Dunham explained that she thought her doctor might say she was 'out of her mind' but she actually responded quite differently.
“She looked at me and she said, ‘I wouldn’t go crazy. I like to really highlight my client’s natural beauty,’” Dunham said.
She went on to claim that the surgeon then indicated that her best features were between her brows, down to just below her nose.
“Okay, so I was like okay, so what you can see through a criminal ski mask? And the rest you would obliterate in a meat grinder basically?” Dunham said.
Dunham's memoir, Famesick, is set for release on Tuesday (April 14) and will delve into her time in the spotlight and how it coincided with the beginnings of social media scrutiny. It also reflects on her health and battle with chronic illness, as well as the complicated relationships she faced and the emotional toll of fame at such a young age.

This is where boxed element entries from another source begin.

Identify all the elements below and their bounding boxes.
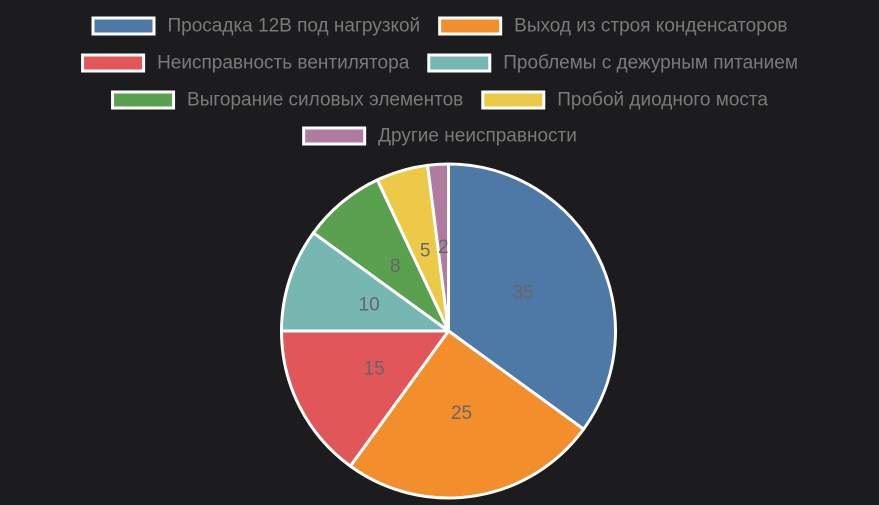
legend-item[interactable]: Другие неисправности: [302, 126, 577, 147]
slice-value-label: 10: [359, 295, 380, 316]
slice-value-label: 5: [420, 240, 431, 261]
slice-value-label: 35: [512, 283, 533, 304]
legend-label: Пробой диодного моста: [557, 90, 768, 111]
legend-swatch: [91, 16, 156, 36]
slice-value-label: 25: [451, 403, 472, 424]
legend-label: Проблемы с дежурным питанием: [503, 53, 798, 74]
legend-label: Выгорание силовых элементов: [187, 90, 463, 111]
pie-slices: [280, 162, 617, 500]
slice-value-label: 15: [364, 358, 385, 379]
legend-label: Другие неисправности: [378, 126, 577, 147]
pie-slice[interactable]: [447, 162, 617, 431]
legend-label: Выход из строя конденсаторов: [514, 16, 787, 37]
slice-value-label: 8: [390, 256, 401, 277]
legend-swatch: [81, 53, 146, 73]
legend-item[interactable]: Неисправность вентилятора: [81, 53, 410, 74]
legend-swatch: [111, 90, 176, 110]
legend-item[interactable]: Выход из строя конденсаторов: [438, 16, 788, 37]
pie-slice[interactable]: [426, 162, 450, 333]
legend-swatch: [302, 126, 367, 146]
legend-swatch: [427, 53, 492, 73]
legend-label: Неисправность вентилятора: [157, 53, 410, 74]
legend-swatch: [481, 90, 546, 110]
legend-item[interactable]: Проблемы с дежурным питанием: [427, 53, 798, 74]
slice-value-label: 2: [438, 237, 449, 258]
pie-slice[interactable]: [348, 329, 586, 500]
legend-item[interactable]: Выгорание силовых элементов: [111, 90, 464, 111]
legend-item[interactable]: Просадка 12В под нагрузкой: [91, 16, 421, 37]
legend-swatch: [438, 16, 503, 36]
pie-data-labels: 35 25 15 10 85 2: [359, 237, 534, 424]
pie-slice[interactable]: [280, 231, 450, 333]
chart-legend: Просадка 12В под нагрузкой Выход из строя…: [81, 16, 798, 147]
pie-slice[interactable]: [280, 329, 450, 468]
legend-label: Просадка 12В под нагрузкой: [168, 16, 421, 37]
legend-item[interactable]: Пробой диодного моста: [481, 90, 769, 111]
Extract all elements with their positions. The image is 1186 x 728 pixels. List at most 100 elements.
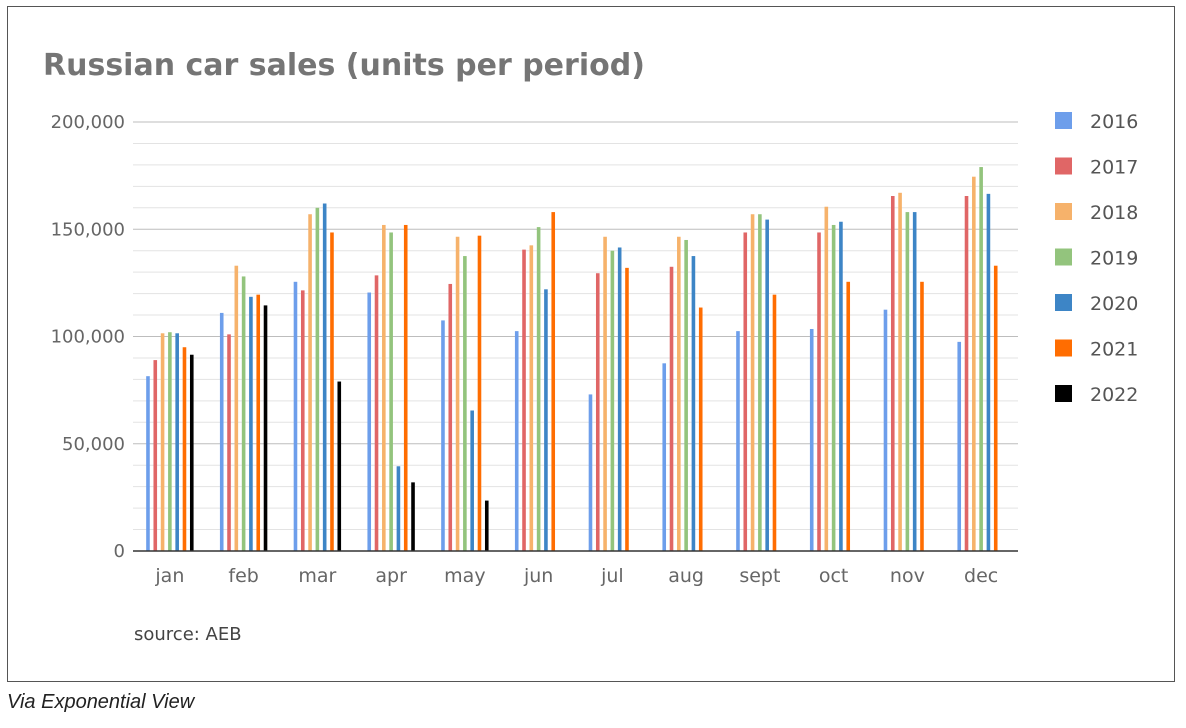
bar-2018-aug [677,236,681,551]
legend-label: 2018 [1090,202,1138,224]
bar-2019-jun [536,227,541,552]
bar-2022-mar [337,381,342,551]
bar-2019-jan [168,332,172,551]
bar-2016-nov [883,309,888,551]
legend: 2016 2017 2018 2019 2020 2021 2022 [1055,111,1138,406]
bar-2016-apr [367,292,372,551]
bar-2020-sept [765,219,769,551]
bar-2020-jul [617,247,622,552]
bar-2020-nov [912,212,917,551]
bar-2022-may [484,500,489,551]
x-tick-label: dec [964,565,998,587]
bar-2017-may [448,283,453,551]
bar-2017-sept [743,232,748,551]
bar-2020-feb [249,296,253,551]
bar-2021-jul [625,267,629,551]
x-tick-label: aug [668,565,704,587]
bar-2017-aug [669,266,674,551]
legend-label: 2016 [1090,111,1138,133]
bar-2021-aug [698,307,703,551]
bar-2020-apr [396,466,401,551]
bar-2019-dec [979,167,983,552]
x-tick-label: jan [154,565,184,587]
x-axis-ticks: jan feb mar apr may jun jul aug sept oct nov dec [154,565,998,587]
bar-2021-apr [403,224,408,551]
bar-2022-feb [263,305,268,551]
bar-2021-nov [920,281,924,551]
bar-2021-jan [182,347,187,551]
bar-2021-may [477,235,482,551]
bar-2019-apr [389,232,393,551]
bar-2020-jan [175,333,179,551]
bar-2017-jun [522,249,526,551]
legend-swatch-2018 [1055,203,1072,220]
bar-2019-mar [315,207,320,552]
bar-2016-dec [957,341,962,551]
bar-2017-jul [595,273,600,551]
bars [146,167,998,552]
bar-2020-oct [839,221,843,551]
bar-2016-sept [736,331,740,551]
bar-2017-jan [153,360,158,551]
x-tick-label: nov [890,565,925,587]
bar-2022-jan [189,354,194,551]
bar-2016-jan [146,376,150,551]
bar-2018-jun [529,245,534,551]
x-tick-label: oct [819,565,849,587]
chart-frame: Russian car sales (units per period) 0 50… [7,6,1175,682]
bar-2017-nov [890,196,895,551]
bar-2017-dec [964,196,969,551]
bar-2016-oct [809,328,814,551]
x-tick-label: jul [600,565,624,587]
legend-swatch-2022 [1055,385,1072,402]
bar-2017-apr [374,275,379,551]
y-tick-label: 0 [114,541,125,562]
bar-2016-aug [662,363,667,551]
bar-2016-jul [588,394,593,551]
legend-label: 2019 [1090,248,1138,270]
bar-2019-oct [831,224,836,551]
x-tick-label: feb [228,565,258,587]
chart-svg: Russian car sales (units per period) 0 50… [43,48,1138,645]
y-tick-label: 50,000 [62,434,125,455]
bar-2018-dec [972,176,976,551]
bar-2020-may [470,410,474,551]
x-tick-label: mar [298,565,336,587]
bar-2018-apr [382,224,386,551]
y-axis-ticks: 0 50,000 100,000 150,000 200,000 [51,112,125,562]
bar-2021-dec [993,265,998,551]
bar-2021-oct [846,281,851,551]
source-note: source: AEB [134,624,242,645]
legend-swatch-2016 [1055,112,1072,129]
bar-2018-jan [160,333,165,551]
bar-2016-may [441,320,445,551]
bar-2017-mar [300,290,305,551]
bar-2019-sept [758,214,762,552]
bar-2016-feb [219,312,224,551]
bar-2021-mar [330,232,334,551]
bar-2019-nov [905,212,910,551]
bar-2018-sept [750,214,755,552]
legend-label: 2022 [1090,384,1138,406]
bar-2019-aug [684,239,688,551]
gridlines [133,121,1018,531]
bar-2022-apr [411,482,415,551]
bar-2020-dec [986,193,991,552]
x-tick-label: jun [523,565,553,587]
chart-title: Russian car sales (units per period) [43,48,645,83]
y-tick-label: 200,000 [51,112,125,133]
bar-2021-jun [551,212,556,551]
legend-label: 2021 [1090,339,1138,361]
y-tick-label: 100,000 [51,327,125,348]
bar-2017-oct [817,232,821,551]
x-tick-label: apr [375,565,407,587]
bar-2018-mar [308,214,312,552]
bar-2016-jun [514,331,519,551]
bar-2019-jul [610,250,615,551]
bar-2020-aug [691,256,696,551]
y-tick-label: 150,000 [51,219,125,240]
bar-2018-may [455,236,460,551]
bar-2018-feb [234,265,239,551]
legend-label: 2020 [1090,293,1138,315]
bar-2019-feb [241,276,246,551]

“If Girls had all appeared when I was a fully formed person, at 33, I would’ve understood how to handle that work, that place, those gifts, those people in a different way. But it was, basically, that I got everything I could’ve dreamed of at a time when I had no ability to handle it. And it required a rebuilding, and I’m very happy with where I landed, and very lucky. That’s just life, I guess," Dunham told the Guardian.
She also opened up about the scrutiny she faced during that time in a social media post last April.
“The feedback that came at me-at least the feedback I could hear-was about all the ways that young body was unacceptable,” Dunham wrote.
“I didn’t know how grateful I would come to be for it all.
“As a result of my years dabbling in the comments section, the shifts in my human form - aging, illness, scrapes and scars - haven’t rattled me like they could have. This body had already been an object of scorn and so the rest of the road smoothed out before me.”